As you walk through this exhibition at the excellent new MK Gallery, the experience just gets stronger and stronger

In 1965 a journalist asked Paula Rego why she painted. ‘To give a face to fear,’ she replied (those were the days of the Salazar dictatorship in Portugal). But when asked the same question shortly afterwards, Rego added a qualification: ‘There’s more to it than that: I paint because I can’t stop painting.’

Rego has carried on making pictures ever since and the results can be seen in a remarkable exhibition, Obedience and Defiance, curated by Catherine Lampert at the MK Gallery, Milton Keynes. This is not quite a career retrospective — Rego will get one of those at Tate Britain in 2021. But it is the first time that I have seen so much of her life’s work laid out consecutively in one place.

The effect is truly powerful. Sometimes when an important artist passes the age of 80 — Rego was born in 1935 — it becomes clear that what they have done is going to last: they are joining the old masters. You can see that happening to Rego now.

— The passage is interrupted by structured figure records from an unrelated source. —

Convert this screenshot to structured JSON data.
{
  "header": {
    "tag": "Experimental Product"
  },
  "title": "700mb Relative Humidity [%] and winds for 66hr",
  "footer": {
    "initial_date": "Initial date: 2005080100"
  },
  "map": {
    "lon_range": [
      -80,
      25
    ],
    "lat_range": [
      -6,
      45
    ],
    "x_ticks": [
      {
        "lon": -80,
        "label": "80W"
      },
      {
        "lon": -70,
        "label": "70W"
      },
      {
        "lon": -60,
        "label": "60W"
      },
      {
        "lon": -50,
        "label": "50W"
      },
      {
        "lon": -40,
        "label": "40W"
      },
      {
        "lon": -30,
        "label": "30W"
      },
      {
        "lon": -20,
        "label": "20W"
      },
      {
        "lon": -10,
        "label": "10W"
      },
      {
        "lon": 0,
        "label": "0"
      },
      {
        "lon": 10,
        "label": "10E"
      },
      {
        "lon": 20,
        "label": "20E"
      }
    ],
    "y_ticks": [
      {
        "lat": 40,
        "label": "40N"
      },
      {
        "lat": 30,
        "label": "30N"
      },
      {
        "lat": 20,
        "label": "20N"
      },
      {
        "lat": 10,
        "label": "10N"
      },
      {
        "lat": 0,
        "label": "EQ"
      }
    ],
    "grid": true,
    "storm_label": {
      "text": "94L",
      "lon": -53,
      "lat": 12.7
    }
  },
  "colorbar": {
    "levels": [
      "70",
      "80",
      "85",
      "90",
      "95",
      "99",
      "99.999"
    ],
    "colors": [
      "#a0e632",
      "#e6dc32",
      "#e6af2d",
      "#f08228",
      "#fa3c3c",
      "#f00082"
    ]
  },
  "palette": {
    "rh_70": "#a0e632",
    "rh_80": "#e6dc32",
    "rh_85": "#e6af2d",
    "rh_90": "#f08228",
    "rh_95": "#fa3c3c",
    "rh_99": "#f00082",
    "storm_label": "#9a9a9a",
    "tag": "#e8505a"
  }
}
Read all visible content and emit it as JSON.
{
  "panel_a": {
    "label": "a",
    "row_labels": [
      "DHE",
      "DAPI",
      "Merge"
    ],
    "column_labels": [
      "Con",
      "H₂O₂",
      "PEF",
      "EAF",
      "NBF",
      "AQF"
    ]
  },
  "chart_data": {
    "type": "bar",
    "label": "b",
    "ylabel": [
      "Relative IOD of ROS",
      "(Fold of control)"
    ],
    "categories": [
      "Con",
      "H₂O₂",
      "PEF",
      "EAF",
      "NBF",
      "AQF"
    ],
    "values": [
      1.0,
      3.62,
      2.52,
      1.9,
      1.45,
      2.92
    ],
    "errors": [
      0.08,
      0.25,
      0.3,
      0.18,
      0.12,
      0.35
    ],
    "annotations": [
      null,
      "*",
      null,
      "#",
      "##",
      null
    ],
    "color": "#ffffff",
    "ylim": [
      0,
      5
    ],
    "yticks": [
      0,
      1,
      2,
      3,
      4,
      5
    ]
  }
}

Her work is full of echoes of the past — Goya, Ensor, Zurbaran — but at the same time it is completely contemporary. These pictures might have been made by one of the women from Goya’s work, but reincarnated in modern Britain, rueful and angry about the way her gender had been treated.

The pictures are also full of Rego’s own experiences, imagination and emotions. She remembers how country girls used to come to the door of her family house, begging for money for a clandestine abortion. These memories underlie a number of vehement works from the late 1990s.

Rego does not feel, she once told me, either Portuguese or British, but ‘exactly both’. She was born and brought up in Portugal, educated at the Slade in the early 1950s, then returned to her native land for much of the time until the 1970s, since when she has been working in London.